En más de una ocasión he mencionado que las ferias del libro, las mayusculadas, las de las colas de admiradores frente al ídolo que rubrica y bosteza, las de las carpas, las de los ránkings de títulos mejor despachados y la megafonía, me dan un poquito de grima. Suponen una ocasión inmejorable para encontrarse con conocidos y afianzar amistades, sobre todo si uno se sitúa cerca del bar, pero jamás desaparece el olor a plástico y a caja de embalar, ni la sensación difusa de haber penetrado en un hipermercado donde se intenta seducir al incauto para que vacíe sus bolsillos mediante cartelones, no siempre bien educados. Por las que he conocido (la de Madrid, claro, y alguna de provincias, y luego, sobre todo, Sevilla, que es por donde suelo pasear), me da que las ferias del libro conceden el protagonismo, a pesar de su título, menos al libro en sí que a sus periferias: al autor, que es la mera causa eficiente que lo produjo pero ya no puede, o no debe, reclamar potestad sobre él; al editor, al que vendió su alma en un contrato firmado con sangre; a las distribuidoras, a los publicistas, a los medios de prensa, al cartoné. En realidad, el libro queda prácticamente extraviado en medio de la vorágine de presentaciones, sermones editoriales, cócteles, retratos de grupo; expuesto en las barracas con la portada mirando al cielo, como atunes en una lonja, contempla atónito cómo, bajo el pretexto de rendirle homenaje, hombres de chaqueta brindan, conspiran y hablan, hablan mucho.

Quizá detecto un poco de resentimiento en las líneas que escribo y quizá se deban, me digo, a que los tímidos no nos llevamos bien con las ferias. Salvo con una, que curiosamente también lleva el título de feria del libro, rematado en este caso por antiguo y de ocasión: yo, en mi modestia, la considero la única fiesta del libro auténtica, la única en que ese objeto delicioso ocupa el primer plano y la atención del visitante, por debajo del circo ruidoso en que suele presentar sus números.

Esta semana concluye en la Plaza Nueva la XXXII edición de la Feria del Libro Antiguo de Sevilla, entre charcos, escarcha y un poco de descontento.

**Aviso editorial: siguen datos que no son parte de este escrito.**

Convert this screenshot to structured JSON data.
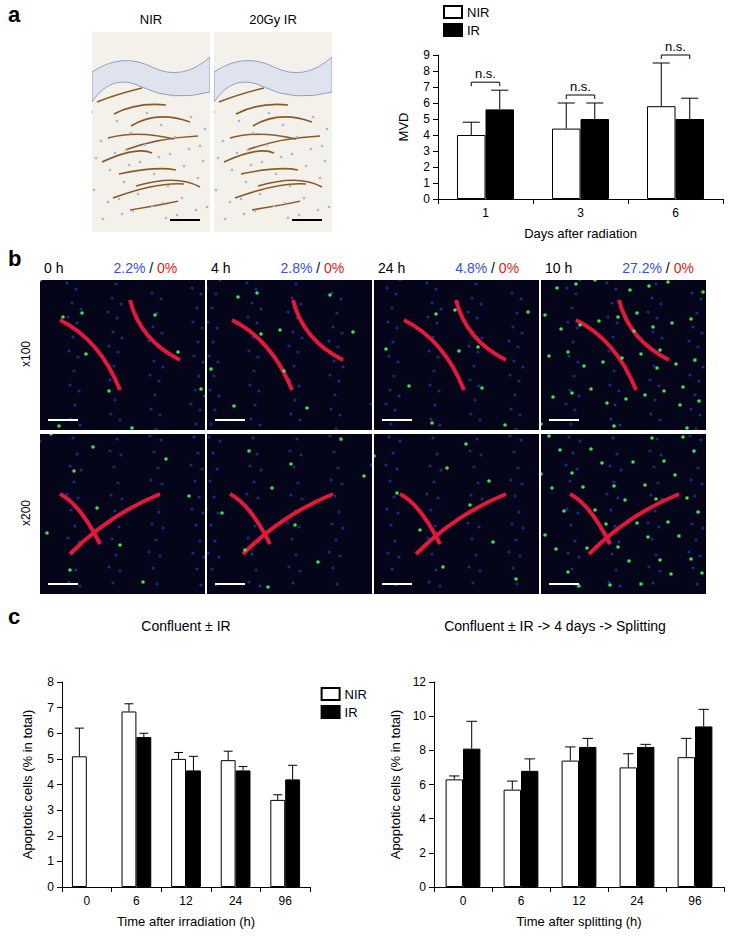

Aludo a lo del descontento después de conversar con algunos de los libreros que allí montan guardia y de oírles quejarse de la meteorología, que este año ha disuadido a muchos de asomarse a los estantes, de la crisis, que guarda pocos remanentes para estas cosas del polvo y las páginas, del negocio de la librería en general, que es una jeremiada eterna y casi obligatoria en boca de todo aquel que se dedique a este comercio. Pero, igual que siempre, igual que cada noviembre, he sentido el placer de recorrer los puestos y detenerme a registrar entre los lomos, en busca de la encuadernación insólita, del título imposible, del último regalo del azar o del olvido: aquí donde el libro sí se siente como en casa y es él y sólo él, sin colorantes ni aditivos, el verdadero anfitrión; aquí donde no hay carteles ni retratos, sino sólo el olor a papel viejo y como a otoño estancado sobre las baldas. Amo los libros usados como a las mujeres gastadas, que vienen de vuelta, porque todos tienen una historia que contar, más allá de los signos trazados en su piel: un cómputo proceloso de amores olvidados, de cosas que quedaron atrás, de regalos que terminaron por traspapelarse, de antiguos dormitorios y anaqueles en la tarde.

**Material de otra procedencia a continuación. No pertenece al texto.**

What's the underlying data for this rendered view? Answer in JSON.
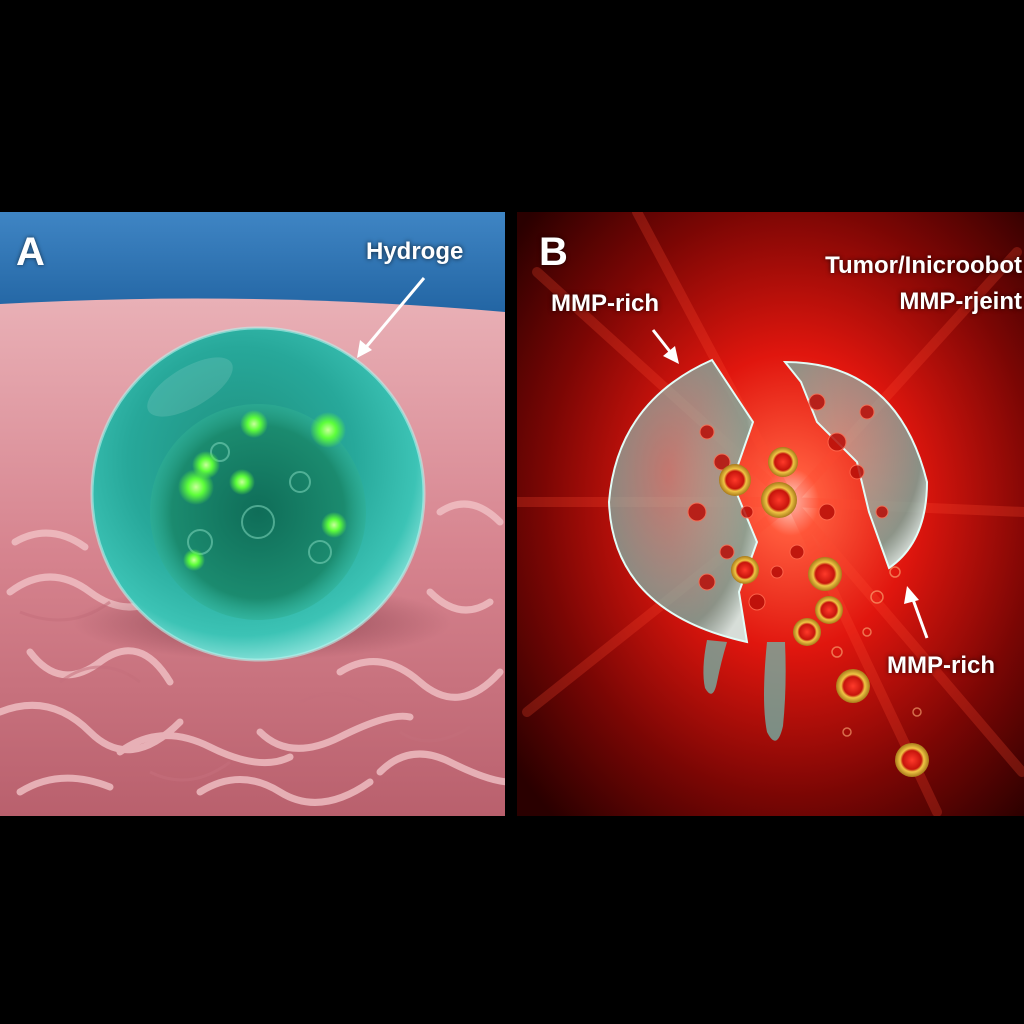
{
  "panel_a": {
    "letter": "A",
    "label": "Hydroge"
  },
  "panel_b": {
    "letter": "B",
    "title_line1": "Tumor/Inicroobot",
    "title_line2": "MMP-rjeint",
    "label_left": "MMP-rich",
    "label_right": "MMP-rich"
  },
  "colors": {
    "background": "#000000",
    "panel_a_sky": "#2a6fb0",
    "panel_a_tissue": "#d8848e",
    "hydrogel_sphere": "#2fb5a8",
    "fluorescent_dots": "#5dff3a",
    "panel_b_glow": "#ff2a1a",
    "nanoparticle_ring": "#e2b530"
  }
}
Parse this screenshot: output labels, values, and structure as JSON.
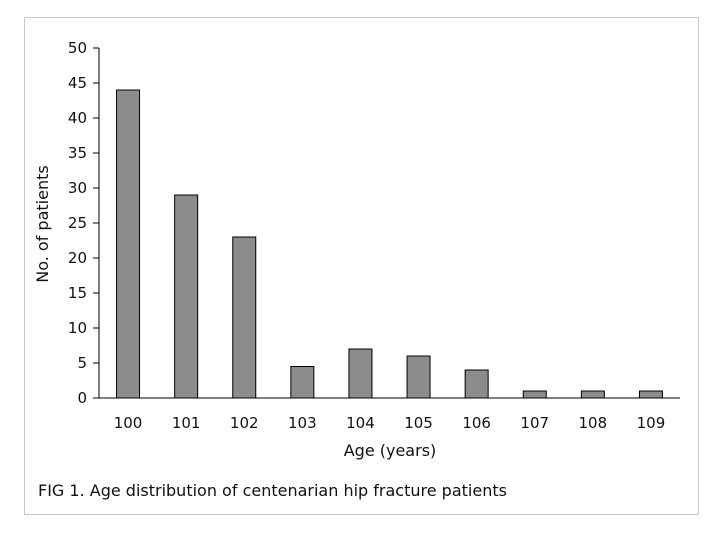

Todo lo que he escrito acerca de las Ferias del Libro es extensivo a las librerías. Mi querida Care Santos dice que en cualquier ciudad del mundo, por incomprensible que resulte la arquitectura o exótico el idioma, le basta con penetrar en una librería de viejo para encontrarse, de nuevo, en casa. Y tiene razón. Si el hogar es aquel rincón del universo donde nos sentimos a cubierto de todo granizo y amenaza, entonces mi techo y mis paredes son de papel: preferentemente con márgenes anchos, para tomar nota.